Attackers are leveraging a serious vulnerability in Zimbra mail servers, which are commonly used by medium and large organizations, to carry out remote code execution attacks. This flaw, designated as CVE-2024-45519, allows attackers to execute malicious commands if an administrator has altered the default settings to enable the postjournal service. By sending carefully crafted emails to addresses hosted on the Zimbra server, cybercriminals can exploit this vulnerability and potentially install backdoor access points. Zimbra has issued a patch for this vulnerability, and all users are urged to update their systems immediately or disable the postjournal feature.

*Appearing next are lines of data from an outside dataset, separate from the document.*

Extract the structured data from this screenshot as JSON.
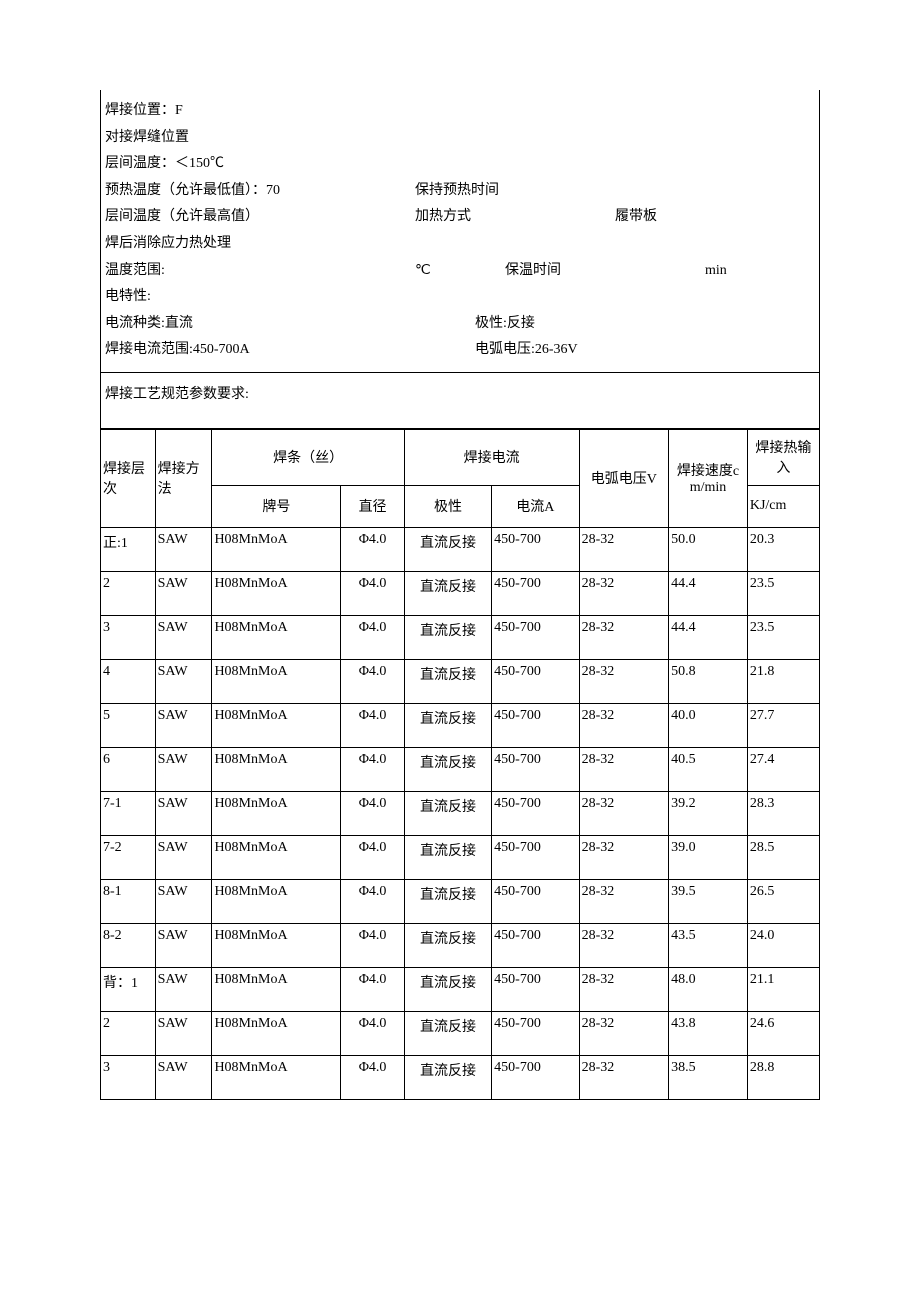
{
  "info": {
    "weld_position_label": "焊接位置：F",
    "butt_position_label": "对接焊缝位置",
    "interlayer_temp_label": "层间温度：＜150℃",
    "preheat_temp_label": "预热温度（允许最低值）：70",
    "preheat_hold_label": "保持预热时间",
    "interlayer_max_label": "层间温度（允许最高值）",
    "heating_method_label": "加热方式",
    "heating_method_value": "履带板",
    "pwht_label": "焊后消除应力热处理",
    "temp_range_label": "温度范围:",
    "temp_unit": "℃",
    "hold_time_label": "保温时间",
    "hold_time_unit": "min",
    "elec_label": "电特性:",
    "current_type_label": "电流种类:直流",
    "polarity_label": "极性:反接",
    "weld_current_range_label": "焊接电流范围:450-700A",
    "arc_voltage_label": "电弧电压:26-36V"
  },
  "section_title": "焊接工艺规范参数要求:",
  "table": {
    "headers": {
      "layer": "焊接层次",
      "method": "焊接方法",
      "wire_group": "焊条（丝）",
      "brand": "牌号",
      "diameter": "直径",
      "current_group": "焊接电流",
      "polarity": "极性",
      "current": "电流A",
      "voltage": "电弧电压V",
      "speed": "焊接速度cm/min",
      "heat_group": "焊接热输入",
      "heat_unit": "KJ/cm"
    },
    "rows": [
      {
        "layer": "正:1",
        "method": "SAW",
        "brand": "H08MnMoA",
        "dia": "Φ4.0",
        "pol": "直流反接",
        "cur": "450-700",
        "volt": "28-32",
        "speed": "50.0",
        "heat": "20.3"
      },
      {
        "layer": "2",
        "method": "SAW",
        "brand": "H08MnMoA",
        "dia": "Φ4.0",
        "pol": "直流反接",
        "cur": "450-700",
        "volt": "28-32",
        "speed": "44.4",
        "heat": "23.5"
      },
      {
        "layer": "3",
        "method": "SAW",
        "brand": "H08MnMoA",
        "dia": "Φ4.0",
        "pol": "直流反接",
        "cur": "450-700",
        "volt": "28-32",
        "speed": "44.4",
        "heat": "23.5"
      },
      {
        "layer": "4",
        "method": "SAW",
        "brand": "H08MnMoA",
        "dia": "Φ4.0",
        "pol": "直流反接",
        "cur": "450-700",
        "volt": "28-32",
        "speed": "50.8",
        "heat": "21.8"
      },
      {
        "layer": "5",
        "method": "SAW",
        "brand": "H08MnMoA",
        "dia": "Φ4.0",
        "pol": "直流反接",
        "cur": "450-700",
        "volt": "28-32",
        "speed": "40.0",
        "heat": "27.7"
      },
      {
        "layer": "6",
        "method": "SAW",
        "brand": "H08MnMoA",
        "dia": "Φ4.0",
        "pol": "直流反接",
        "cur": "450-700",
        "volt": "28-32",
        "speed": "40.5",
        "heat": "27.4"
      },
      {
        "layer": "7-1",
        "method": "SAW",
        "brand": "H08MnMoA",
        "dia": "Φ4.0",
        "pol": "直流反接",
        "cur": "450-700",
        "volt": "28-32",
        "speed": "39.2",
        "heat": "28.3"
      },
      {
        "layer": "7-2",
        "method": "SAW",
        "brand": "H08MnMoA",
        "dia": "Φ4.0",
        "pol": "直流反接",
        "cur": "450-700",
        "volt": "28-32",
        "speed": "39.0",
        "heat": "28.5"
      },
      {
        "layer": "8-1",
        "method": "SAW",
        "brand": "H08MnMoA",
        "dia": "Φ4.0",
        "pol": "直流反接",
        "cur": "450-700",
        "volt": "28-32",
        "speed": "39.5",
        "heat": "26.5"
      },
      {
        "layer": "8-2",
        "method": "SAW",
        "brand": "H08MnMoA",
        "dia": "Φ4.0",
        "pol": "直流反接",
        "cur": "450-700",
        "volt": "28-32",
        "speed": "43.5",
        "heat": "24.0"
      },
      {
        "layer": "背：1",
        "method": "SAW",
        "brand": "H08MnMoA",
        "dia": "Φ4.0",
        "pol": "直流反接",
        "cur": "450-700",
        "volt": "28-32",
        "speed": "48.0",
        "heat": "21.1"
      },
      {
        "layer": "2",
        "method": "SAW",
        "brand": "H08MnMoA",
        "dia": "Φ4.0",
        "pol": "直流反接",
        "cur": "450-700",
        "volt": "28-32",
        "speed": "43.8",
        "heat": "24.6"
      },
      {
        "layer": "3",
        "method": "SAW",
        "brand": "H08MnMoA",
        "dia": "Φ4.0",
        "pol": "直流反接",
        "cur": "450-700",
        "volt": "28-32",
        "speed": "38.5",
        "heat": "28.8"
      }
    ]
  }
}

The ongoing attacks were first reported by security researcher Ivan Kwiatkowski, detailing what he referred to as “mass exploitation” of the vulnerability. He noted that these attacks originated from the IP address 79.124.49[.]86, which attempted to utilize the curl command-line tool to run a file hosted on that server. Other security experts, including those from the firm Proofpoint, later corroborated his findings, highlighting the rapid dissemination of these malicious emails.

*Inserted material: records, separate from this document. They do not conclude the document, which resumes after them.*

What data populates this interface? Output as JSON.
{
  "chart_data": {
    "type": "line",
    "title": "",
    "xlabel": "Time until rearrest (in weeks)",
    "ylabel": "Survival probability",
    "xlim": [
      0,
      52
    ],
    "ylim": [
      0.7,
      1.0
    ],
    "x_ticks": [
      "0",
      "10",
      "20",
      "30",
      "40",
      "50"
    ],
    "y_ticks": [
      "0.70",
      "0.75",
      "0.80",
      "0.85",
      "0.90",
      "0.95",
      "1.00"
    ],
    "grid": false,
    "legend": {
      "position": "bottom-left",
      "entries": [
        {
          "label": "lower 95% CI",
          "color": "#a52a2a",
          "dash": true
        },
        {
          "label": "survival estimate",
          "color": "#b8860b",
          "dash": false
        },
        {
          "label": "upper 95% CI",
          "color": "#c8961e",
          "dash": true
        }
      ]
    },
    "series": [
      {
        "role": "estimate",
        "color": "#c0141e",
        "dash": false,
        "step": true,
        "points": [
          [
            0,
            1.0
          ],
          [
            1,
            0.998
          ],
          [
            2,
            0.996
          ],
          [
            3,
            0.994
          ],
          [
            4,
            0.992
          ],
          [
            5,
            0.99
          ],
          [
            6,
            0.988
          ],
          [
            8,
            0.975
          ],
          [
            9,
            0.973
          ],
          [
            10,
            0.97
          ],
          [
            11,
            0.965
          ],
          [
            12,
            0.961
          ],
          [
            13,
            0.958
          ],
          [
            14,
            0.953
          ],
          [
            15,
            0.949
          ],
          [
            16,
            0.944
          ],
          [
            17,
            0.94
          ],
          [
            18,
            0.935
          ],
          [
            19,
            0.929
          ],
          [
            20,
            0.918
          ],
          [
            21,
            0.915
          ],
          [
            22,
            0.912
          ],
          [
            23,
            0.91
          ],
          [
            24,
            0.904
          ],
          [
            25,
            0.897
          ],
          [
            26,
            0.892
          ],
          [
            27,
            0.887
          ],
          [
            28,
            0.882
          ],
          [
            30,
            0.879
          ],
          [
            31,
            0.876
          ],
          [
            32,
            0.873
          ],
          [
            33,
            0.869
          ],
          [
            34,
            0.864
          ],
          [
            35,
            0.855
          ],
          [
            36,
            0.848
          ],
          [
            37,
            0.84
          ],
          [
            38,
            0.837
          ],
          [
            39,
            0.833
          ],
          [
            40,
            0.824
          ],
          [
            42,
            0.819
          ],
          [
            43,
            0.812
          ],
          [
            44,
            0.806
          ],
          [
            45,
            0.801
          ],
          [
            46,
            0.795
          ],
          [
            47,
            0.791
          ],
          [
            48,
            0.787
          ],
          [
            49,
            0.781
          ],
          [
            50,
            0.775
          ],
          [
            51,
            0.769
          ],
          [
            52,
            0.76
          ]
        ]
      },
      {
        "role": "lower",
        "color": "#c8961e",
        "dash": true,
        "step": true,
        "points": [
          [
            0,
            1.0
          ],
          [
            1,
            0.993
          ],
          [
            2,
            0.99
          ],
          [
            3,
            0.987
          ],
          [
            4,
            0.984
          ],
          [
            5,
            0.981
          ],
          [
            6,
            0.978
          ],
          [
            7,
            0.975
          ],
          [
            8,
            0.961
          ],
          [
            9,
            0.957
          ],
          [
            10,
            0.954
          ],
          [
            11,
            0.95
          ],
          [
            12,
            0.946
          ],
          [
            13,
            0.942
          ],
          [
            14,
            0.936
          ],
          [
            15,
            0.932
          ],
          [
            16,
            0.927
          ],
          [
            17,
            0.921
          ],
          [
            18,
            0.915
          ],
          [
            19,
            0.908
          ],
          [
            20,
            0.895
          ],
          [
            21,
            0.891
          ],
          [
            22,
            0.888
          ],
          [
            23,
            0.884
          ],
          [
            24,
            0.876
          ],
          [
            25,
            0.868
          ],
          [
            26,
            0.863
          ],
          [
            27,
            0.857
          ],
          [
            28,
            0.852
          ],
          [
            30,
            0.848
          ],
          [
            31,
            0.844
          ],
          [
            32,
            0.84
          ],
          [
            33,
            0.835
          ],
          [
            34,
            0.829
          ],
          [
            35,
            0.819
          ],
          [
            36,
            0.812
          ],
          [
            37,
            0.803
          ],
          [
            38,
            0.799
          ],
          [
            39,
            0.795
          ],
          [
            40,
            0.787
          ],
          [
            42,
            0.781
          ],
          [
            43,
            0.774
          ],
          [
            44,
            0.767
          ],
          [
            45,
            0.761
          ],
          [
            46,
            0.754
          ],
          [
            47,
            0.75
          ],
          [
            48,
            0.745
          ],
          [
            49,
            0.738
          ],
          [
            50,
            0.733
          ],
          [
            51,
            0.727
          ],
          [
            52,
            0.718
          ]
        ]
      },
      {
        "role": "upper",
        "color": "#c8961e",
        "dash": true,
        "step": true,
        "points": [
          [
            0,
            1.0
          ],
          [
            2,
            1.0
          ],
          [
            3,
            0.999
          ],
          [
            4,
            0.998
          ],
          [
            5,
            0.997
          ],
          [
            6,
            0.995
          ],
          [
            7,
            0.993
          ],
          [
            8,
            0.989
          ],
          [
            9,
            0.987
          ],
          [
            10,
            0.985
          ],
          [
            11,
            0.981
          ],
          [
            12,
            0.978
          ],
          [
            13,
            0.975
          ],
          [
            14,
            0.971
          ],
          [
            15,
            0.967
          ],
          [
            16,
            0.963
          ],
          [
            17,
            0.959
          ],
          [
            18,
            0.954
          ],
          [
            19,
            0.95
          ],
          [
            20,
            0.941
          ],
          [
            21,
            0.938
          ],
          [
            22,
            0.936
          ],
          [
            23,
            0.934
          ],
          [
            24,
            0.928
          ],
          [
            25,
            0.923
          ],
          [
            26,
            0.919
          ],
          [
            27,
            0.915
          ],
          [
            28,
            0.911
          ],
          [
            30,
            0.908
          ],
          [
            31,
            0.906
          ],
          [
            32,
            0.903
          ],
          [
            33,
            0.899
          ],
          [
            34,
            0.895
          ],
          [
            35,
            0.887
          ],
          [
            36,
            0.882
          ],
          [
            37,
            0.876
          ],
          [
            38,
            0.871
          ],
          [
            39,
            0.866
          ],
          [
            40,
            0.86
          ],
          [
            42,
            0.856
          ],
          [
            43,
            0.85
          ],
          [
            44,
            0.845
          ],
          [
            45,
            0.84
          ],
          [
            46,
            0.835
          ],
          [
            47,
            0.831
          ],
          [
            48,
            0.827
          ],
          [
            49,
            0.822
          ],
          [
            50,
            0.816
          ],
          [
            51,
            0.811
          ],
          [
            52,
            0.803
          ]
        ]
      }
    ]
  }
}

Additional investigation into the attacks suggests that their impact may be limited given the specific conditions under which the vulnerability can be exploited. Default settings must be intentionally altered to open the door for these attacks, potentially reducing the number of exposed servers. Meanwhile, researcher Ron Bowes examined the payload associated with the attacks, revealing that although it downloads a file, it does not execute any further actions. Observing a honey pot server, Bowes noted approximately 500 requests in a single hour attributed to these exploit attempts, yet found no evidence suggesting a severe attack campaign.
In an email update, Proofpoint’s Greg Lesnewich expressed a shared sentiment among researchers that, while the exploitation of this vulnerability is notably easy to execute, it appears unlikely to lead to widespread infections involving ransomware or espionage malware. Notably, exploitation attempts have remained consistent since they were first observed on September 28, and the attacks seem to be both geographically diverse and indiscriminate.

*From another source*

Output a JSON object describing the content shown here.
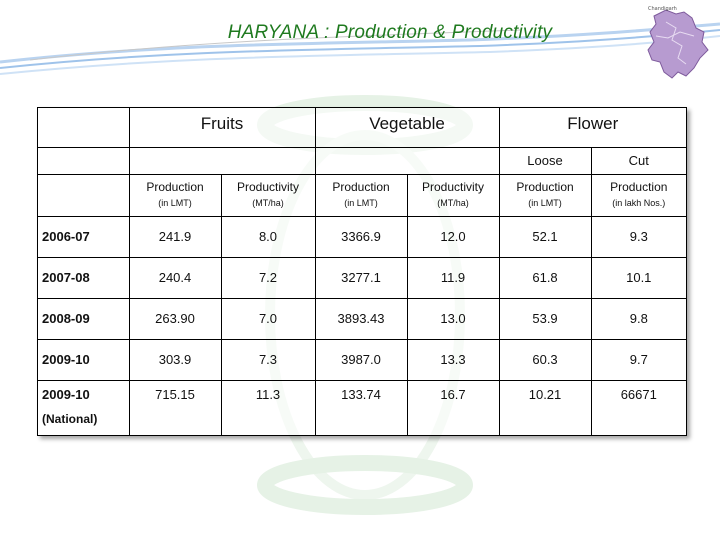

Preparedness is crucial for organizations using Zimbra. Security professionals are advised to monitor email logs for anomalies, particularly in the “To” or “CC” fields that may indicate a malformed format. Malicious actors have been observed to use a single string of email addresses encoded in base64 to deliver webshell-based backdoors to vulnerable Zimbra servers.
From a cybersecurity perspective, the tactics employed in these attacks align with several categories outlined in the MITRE ATT&CK framework. Initial access through phishing emails containing crafted payloads represents a significant tactic, along with potential persistence methods enabled by the installation of backdoors. Business owners are encouraged to take proactive measures by staying informed about these vulnerabilities and ensuring all security patches are applied swiftly to mitigate potential risks.